Spatial reasoning in large-scale 3D environments such as warehouses remains a significant challenge for vision-language systems due to scene clutter, occlusions, and the need for precise spatial understanding. Existing models often struggle with generalization in such settings, as they rely heavily on local appearance and lack explicit spatial grounding. In this work, we introduce a dedicated spatial reasoning framework for the Physical AI Spatial Intelligence Warehouse dataset introduced in the Track 3 2025 AI City Challenge. Our approach enhances spatial comprehension by embedding mask dimensions in the form of bounding box coordinates directly into the input prompts, enabling the model to reason over object geometry and layout. We fine-tune the framework across four question categories namely: Distance Estimation, Object Counting, Multi-choice Grounding, and Spatial Relation Inference using task-specific supervision. To further improve consistency with the evaluation system, normalized answers are appended to the GPT response within the training set. Our comprehensive pipeline achieves a final score of 73.0606, placing 4th overall on the public leaderboard. These results demonstrate the effectiveness of structured prompt enrichment and targeted optimization in advancing spatial reasoning for real-world industrial environments.

Paper Structure

This paper contains 21 sections, 4 equations, 4 figures, 3 tables, 1 algorithm.

Figures (4)

  • Figure 1: Example of spatial prompt transformation. The original prompt (top) uses natural language placeholders. The modified prompt encodes explicit bounding box coordinates, and the GPT-style answer is reformatted with a normalized response for consistent evaluation.
  • Figure 2: Overview of our spatial reasoning architecture. The system processes RGB and depth images through a shared image encoder (SigLIP), while textual prompts are normalized and encoded separately. A vision-language transformer fuses the modalities to generate free-form responses.
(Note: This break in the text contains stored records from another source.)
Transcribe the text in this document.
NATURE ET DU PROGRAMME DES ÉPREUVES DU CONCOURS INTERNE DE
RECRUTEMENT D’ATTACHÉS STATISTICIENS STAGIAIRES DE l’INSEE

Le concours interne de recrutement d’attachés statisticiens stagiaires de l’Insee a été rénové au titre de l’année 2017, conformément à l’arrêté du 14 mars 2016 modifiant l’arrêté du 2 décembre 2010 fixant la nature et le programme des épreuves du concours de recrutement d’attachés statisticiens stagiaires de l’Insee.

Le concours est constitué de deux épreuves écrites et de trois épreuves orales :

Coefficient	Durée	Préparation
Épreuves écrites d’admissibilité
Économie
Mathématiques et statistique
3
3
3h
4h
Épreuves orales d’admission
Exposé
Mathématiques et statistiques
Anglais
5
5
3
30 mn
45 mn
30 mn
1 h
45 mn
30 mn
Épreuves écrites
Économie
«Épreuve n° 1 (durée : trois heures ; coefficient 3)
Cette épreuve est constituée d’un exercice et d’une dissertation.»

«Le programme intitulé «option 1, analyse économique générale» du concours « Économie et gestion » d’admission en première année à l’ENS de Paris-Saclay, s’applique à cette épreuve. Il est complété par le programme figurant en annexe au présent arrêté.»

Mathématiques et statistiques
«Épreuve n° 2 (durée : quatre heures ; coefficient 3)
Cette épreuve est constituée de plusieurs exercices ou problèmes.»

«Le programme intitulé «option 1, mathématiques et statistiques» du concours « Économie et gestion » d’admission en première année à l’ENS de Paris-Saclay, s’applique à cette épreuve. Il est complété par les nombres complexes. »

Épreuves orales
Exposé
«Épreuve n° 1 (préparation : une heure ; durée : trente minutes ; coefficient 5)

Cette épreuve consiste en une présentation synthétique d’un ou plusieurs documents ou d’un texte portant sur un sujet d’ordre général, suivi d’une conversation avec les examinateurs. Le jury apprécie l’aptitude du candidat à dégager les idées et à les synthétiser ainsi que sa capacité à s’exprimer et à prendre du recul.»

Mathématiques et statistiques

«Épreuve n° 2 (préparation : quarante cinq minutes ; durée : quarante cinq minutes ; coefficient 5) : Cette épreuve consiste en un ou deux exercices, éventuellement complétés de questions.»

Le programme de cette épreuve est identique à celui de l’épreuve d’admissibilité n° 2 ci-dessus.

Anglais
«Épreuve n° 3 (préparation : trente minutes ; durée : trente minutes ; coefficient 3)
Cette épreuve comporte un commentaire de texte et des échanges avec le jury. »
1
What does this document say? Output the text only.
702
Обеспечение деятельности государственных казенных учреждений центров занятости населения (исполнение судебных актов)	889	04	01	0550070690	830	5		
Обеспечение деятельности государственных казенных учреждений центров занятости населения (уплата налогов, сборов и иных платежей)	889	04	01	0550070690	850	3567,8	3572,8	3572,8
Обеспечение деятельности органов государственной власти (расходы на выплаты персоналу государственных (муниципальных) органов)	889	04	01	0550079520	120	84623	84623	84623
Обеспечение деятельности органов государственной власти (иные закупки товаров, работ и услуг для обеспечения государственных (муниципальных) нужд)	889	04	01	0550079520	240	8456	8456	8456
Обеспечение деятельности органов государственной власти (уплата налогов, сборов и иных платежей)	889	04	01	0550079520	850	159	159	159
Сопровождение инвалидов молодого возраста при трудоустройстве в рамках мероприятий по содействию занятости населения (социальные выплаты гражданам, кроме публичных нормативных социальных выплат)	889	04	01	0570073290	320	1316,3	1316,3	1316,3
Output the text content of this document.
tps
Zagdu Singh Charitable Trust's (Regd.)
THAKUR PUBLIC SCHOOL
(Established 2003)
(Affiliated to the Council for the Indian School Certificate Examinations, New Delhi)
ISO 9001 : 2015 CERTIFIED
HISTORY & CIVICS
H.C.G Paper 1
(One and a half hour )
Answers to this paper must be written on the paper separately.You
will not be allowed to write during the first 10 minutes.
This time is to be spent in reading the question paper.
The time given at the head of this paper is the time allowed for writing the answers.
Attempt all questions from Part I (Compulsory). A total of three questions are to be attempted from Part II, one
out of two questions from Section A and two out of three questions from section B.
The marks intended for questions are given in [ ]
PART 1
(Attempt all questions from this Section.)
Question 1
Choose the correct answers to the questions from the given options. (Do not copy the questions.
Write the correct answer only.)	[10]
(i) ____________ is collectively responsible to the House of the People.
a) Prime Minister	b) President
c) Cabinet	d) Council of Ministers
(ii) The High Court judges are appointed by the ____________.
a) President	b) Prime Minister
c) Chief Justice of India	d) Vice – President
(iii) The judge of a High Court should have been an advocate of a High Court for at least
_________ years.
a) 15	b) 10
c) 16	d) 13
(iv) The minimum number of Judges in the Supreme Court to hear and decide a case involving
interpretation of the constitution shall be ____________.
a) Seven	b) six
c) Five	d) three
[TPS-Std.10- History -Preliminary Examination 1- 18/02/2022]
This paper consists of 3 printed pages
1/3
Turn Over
An answer normalization module extracts concise outputs. Spatial grounding is enabled by injecting bounding box coordinates and region identifiers into the prompts.
  • Figure 3: Qualitative example illustrating the model's ability to count pallets within the buffer region closest to the rightmost shelf. The model correctly identifies Region 14 as the shelf, Region 1 as the closest buffer zone, and detects three relevant pallet regions within the specified area.
  • Figure 4: Qualitative example demonstrating the model’s capability in pairwise spatial comparison. The model accurately infers that Region 0 lies to the left of Region 1 from the given viewpoint and bounding box inputs.